LONDON, July 8 (Reuters) - British finance minister Alistair Darling unveiled plans for a reform of banking supervision on Wednesday. Below are highlights of his statement to parliament and reaction from the opposition Conservative party.
”I’ve had many discussions with the Governor (of the Bank of England) in advance of the preparation of the White Paper and in particular I’ve talked about the role of the Bank.
“The Bank of England doesn’t want to do regulation for individual banking institutions. What I want is to make sure there’s a clear delineation of who does what because then you can hold people better to account.”
“The next Conservative government will abolish the tripartite system and will put the Bank of England in charge of the banks ... and other financial institutions because you cannot separate central banking from the financial supervision system.”
“We intend to return our stakes in the banks to the private sector, in a way that brings best value to the taxpayer, promotes competition, and maintains stability - and using the proceeds to cut government debt.”
”So we will legislate to set up a new Council for Financial Stability - which will bring together the Bank of England, the FSA and the Treasury. This will not just to deal with immediate issues, but also monitor system-wide financial stability and respond to long-term risks as they emerge. This needs to be done on a formal statutory basis.
”The Council will draw on the expertise of the FSA and the Bank, who are and will remain independent of Government, by looking at their regular reports - the Financial Stability Report and Financial Risk Outlook - and formally responding to their recommendations.
”That way when risks or threats to stability are identified they will be addressed. It will do this in way that is transparent and accountable - so people can see how and why decisions are made - with regular publication of minutes.
“And the Council’s responsibilities will be set out in law, with published terms of reference.”
“And, in discussion with the Treasury Select Committee and the House, we will consider how to increase accountability through greater Parliamentary scrutiny.”
”By introducing higher standards and transparency, the FSA can also improve the functioning of key markets, such as the derivatives market - so that problems in one institution are less likely to spread through the entire system.
“And the FSA and the Bank of England will make institutions put in place practical resolution plans which can be deployed in the event they get into difficulties.”
”We need to ensure our resolution regime can deal with financial institutions of all sizes, including banks that are very large or complex.

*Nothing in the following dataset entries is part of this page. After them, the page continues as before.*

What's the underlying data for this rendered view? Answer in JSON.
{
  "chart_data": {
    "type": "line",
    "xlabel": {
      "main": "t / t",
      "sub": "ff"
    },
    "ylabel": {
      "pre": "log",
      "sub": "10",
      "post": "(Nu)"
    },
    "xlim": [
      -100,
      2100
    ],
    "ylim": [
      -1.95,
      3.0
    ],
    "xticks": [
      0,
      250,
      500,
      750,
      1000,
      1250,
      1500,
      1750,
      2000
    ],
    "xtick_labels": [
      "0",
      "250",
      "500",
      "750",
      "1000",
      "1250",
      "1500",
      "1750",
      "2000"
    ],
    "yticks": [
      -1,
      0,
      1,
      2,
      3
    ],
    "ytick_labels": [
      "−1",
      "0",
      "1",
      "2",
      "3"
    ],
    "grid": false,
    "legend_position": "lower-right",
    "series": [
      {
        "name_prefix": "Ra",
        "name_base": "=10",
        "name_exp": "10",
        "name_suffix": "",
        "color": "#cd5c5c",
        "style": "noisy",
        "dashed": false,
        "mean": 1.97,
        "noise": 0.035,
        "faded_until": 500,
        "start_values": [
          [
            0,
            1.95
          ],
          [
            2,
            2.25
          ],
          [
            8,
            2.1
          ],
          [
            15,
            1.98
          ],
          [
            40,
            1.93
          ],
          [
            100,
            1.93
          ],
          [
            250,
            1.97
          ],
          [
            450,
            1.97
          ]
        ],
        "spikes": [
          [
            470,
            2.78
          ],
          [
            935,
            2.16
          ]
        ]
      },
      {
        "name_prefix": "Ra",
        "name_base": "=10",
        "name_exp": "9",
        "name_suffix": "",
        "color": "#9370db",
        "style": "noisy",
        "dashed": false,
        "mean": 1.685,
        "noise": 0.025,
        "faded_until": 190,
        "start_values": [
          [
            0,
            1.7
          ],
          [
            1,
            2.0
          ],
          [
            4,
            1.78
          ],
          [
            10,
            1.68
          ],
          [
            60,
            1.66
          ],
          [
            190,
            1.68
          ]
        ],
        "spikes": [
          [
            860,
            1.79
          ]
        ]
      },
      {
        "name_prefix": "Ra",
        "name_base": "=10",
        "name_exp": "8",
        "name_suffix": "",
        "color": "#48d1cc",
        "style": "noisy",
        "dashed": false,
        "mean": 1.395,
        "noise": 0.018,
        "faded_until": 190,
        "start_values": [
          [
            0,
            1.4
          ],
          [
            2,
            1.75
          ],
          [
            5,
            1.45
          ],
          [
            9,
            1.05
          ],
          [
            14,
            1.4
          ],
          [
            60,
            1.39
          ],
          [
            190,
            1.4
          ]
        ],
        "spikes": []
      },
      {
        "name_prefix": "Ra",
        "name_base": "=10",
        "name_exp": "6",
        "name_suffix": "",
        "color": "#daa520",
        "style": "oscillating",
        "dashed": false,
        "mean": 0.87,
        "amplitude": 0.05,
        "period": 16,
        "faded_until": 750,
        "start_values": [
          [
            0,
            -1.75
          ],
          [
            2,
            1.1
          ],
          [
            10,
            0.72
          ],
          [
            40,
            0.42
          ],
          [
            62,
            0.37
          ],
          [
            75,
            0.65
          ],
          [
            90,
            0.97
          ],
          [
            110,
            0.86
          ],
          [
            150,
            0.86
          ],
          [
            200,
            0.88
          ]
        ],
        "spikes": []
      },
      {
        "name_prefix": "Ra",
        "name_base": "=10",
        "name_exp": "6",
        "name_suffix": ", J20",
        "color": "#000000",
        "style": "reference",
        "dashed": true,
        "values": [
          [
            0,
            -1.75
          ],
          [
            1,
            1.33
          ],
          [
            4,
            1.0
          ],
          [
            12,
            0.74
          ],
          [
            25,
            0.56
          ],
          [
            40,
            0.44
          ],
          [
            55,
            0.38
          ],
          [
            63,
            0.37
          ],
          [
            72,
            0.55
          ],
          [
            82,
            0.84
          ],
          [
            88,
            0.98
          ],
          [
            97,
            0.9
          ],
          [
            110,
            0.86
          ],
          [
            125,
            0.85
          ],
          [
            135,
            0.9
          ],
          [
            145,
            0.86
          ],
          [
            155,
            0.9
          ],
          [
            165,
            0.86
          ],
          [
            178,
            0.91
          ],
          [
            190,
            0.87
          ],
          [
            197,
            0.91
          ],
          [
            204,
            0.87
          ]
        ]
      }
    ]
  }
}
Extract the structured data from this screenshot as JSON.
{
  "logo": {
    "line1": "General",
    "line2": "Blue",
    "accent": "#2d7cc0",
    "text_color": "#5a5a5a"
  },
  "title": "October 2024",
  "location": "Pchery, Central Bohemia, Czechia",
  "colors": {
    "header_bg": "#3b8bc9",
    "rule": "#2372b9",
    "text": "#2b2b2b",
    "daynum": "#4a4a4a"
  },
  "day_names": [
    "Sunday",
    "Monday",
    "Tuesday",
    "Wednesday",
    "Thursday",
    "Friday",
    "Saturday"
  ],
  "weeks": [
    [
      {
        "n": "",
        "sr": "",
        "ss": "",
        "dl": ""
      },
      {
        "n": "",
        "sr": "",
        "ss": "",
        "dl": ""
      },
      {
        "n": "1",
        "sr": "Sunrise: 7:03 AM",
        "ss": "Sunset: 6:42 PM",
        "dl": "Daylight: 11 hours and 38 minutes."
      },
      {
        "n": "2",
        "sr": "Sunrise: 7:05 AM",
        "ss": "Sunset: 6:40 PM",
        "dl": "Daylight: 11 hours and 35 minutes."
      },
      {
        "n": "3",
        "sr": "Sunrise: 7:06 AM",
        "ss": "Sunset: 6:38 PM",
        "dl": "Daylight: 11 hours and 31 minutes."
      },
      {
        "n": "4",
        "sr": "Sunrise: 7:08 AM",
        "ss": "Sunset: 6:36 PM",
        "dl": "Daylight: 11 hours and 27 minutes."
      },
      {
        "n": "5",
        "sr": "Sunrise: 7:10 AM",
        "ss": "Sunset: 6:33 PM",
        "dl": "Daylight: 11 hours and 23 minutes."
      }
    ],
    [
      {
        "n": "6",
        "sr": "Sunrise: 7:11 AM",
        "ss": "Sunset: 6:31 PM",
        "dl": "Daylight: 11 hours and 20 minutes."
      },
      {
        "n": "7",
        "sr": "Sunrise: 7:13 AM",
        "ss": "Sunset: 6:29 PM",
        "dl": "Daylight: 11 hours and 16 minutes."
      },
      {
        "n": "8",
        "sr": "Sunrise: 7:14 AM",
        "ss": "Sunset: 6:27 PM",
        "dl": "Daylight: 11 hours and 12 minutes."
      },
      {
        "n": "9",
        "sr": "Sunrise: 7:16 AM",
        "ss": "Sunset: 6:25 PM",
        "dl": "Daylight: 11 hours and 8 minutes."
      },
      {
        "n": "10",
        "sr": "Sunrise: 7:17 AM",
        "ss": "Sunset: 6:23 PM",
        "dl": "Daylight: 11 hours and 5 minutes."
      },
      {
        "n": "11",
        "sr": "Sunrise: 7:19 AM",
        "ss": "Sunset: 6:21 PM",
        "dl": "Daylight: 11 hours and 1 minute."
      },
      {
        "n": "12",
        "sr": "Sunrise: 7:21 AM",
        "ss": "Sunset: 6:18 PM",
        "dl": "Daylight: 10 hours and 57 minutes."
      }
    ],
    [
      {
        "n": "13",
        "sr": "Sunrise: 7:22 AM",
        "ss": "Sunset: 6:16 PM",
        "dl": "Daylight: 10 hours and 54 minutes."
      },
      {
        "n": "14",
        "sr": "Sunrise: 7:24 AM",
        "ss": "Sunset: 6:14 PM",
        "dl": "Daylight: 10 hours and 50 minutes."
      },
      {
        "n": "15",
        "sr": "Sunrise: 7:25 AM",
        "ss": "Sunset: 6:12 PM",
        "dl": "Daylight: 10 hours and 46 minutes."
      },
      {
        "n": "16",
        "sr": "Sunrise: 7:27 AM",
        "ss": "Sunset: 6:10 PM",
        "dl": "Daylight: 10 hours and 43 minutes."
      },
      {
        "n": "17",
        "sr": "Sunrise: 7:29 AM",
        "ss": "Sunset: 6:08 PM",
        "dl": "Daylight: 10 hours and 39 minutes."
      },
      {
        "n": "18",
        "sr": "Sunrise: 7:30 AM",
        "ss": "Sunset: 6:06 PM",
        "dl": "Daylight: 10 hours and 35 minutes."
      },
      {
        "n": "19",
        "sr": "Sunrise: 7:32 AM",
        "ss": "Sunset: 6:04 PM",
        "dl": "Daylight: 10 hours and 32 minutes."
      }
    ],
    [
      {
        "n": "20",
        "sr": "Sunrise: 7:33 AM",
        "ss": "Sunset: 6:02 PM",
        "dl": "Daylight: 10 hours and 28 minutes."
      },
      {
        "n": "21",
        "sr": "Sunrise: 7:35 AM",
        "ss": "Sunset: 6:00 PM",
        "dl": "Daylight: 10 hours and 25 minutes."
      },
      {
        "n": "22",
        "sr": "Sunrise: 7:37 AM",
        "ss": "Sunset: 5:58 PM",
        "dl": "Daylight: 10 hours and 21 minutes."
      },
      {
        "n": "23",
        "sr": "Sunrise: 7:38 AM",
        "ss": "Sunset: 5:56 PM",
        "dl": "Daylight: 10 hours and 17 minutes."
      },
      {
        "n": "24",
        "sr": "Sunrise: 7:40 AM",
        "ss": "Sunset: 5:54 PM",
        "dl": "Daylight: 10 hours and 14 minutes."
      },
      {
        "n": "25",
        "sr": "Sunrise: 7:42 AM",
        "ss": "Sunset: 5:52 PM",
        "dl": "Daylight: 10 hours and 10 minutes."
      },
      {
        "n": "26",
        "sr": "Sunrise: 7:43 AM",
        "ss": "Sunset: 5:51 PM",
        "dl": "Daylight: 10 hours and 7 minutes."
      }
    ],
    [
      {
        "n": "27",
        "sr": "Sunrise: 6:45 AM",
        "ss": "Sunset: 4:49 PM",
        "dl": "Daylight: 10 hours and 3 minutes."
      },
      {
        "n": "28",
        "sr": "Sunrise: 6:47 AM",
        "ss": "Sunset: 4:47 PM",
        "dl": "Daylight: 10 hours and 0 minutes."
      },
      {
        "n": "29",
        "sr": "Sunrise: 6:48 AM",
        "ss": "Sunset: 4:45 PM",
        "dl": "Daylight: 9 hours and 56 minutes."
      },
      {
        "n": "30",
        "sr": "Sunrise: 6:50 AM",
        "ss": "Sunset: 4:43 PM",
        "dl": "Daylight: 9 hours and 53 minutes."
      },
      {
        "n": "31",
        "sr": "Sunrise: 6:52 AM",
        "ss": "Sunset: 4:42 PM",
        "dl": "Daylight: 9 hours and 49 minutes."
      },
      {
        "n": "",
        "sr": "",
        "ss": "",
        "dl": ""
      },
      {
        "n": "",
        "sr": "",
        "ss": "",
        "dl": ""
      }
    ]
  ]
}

Because these banks are often global, we also need an international mechanism for resolving large multinational banks - and we will be bringing forward proposals to the G20 finance ministers when they meet in London in the Autumn.
“I will also introduce legislation in the autumn, to give the FSA a new statutory objective for financial stability, and extend their powers to ensure they: Have the appropriate rules to deal with different risks in individual banks; Have tougher powers and penalties against misconduct; and take account of new developments in the financial sector - including expanding regulation where necessary - for example systemically important hedge funds.”
”Mr Speaker, I asked Lord Turner to make recommendations, which the FSA are now implementing, to strengthen the regulatory regime and increase the intensity of supervision.
”They will: Strengthen rules to ensure banks hold enough capital as a buffer against losses; Introduce a backstop power ensuring banks do not overextend themselves, lending too much when they don’t have the strength to do so; And increase the focus on bank liquidity, so they are able to carry out their business at all times.
“These measures will help ensure financial firms that are stronger, more resilient, and better able to serve the needs of our economy.”
”The FSA now has powers to penalise banks if their pay policies create unnecessary risk, and are not focused on the long-term strength of their institutions.
“And from now on, I will require the FSA to report, every year, on how financial institutions are complying with their new Code of Practice for remuneration, and how they will deal with firms that don’t comply.”
“Consumers will also get more protection, along with greater right of redress and access to compensation if things go wrong. We will also improve arrangements for depositor protection, including legislation to pre-fund and expand the role of the Financial Services Compensation Scheme.”
“I want to take steps to help consumers make better informed choices. To ensure they are given access to free impartial financial advice, we will legislate to introduce a national money guidance service and impose a levy on the financial sector to help fund it.”
ON BANKS’ RISK-TAKING
“Financial institutions in many countries took on too much risk. They became over-reliant on wholesale funding, too exposed to particular products. And irresponsible pay practices made banks take unnecessary risks.”
“It is also clear that some financial institutions had little appreciation of what was going on inside their businesses.”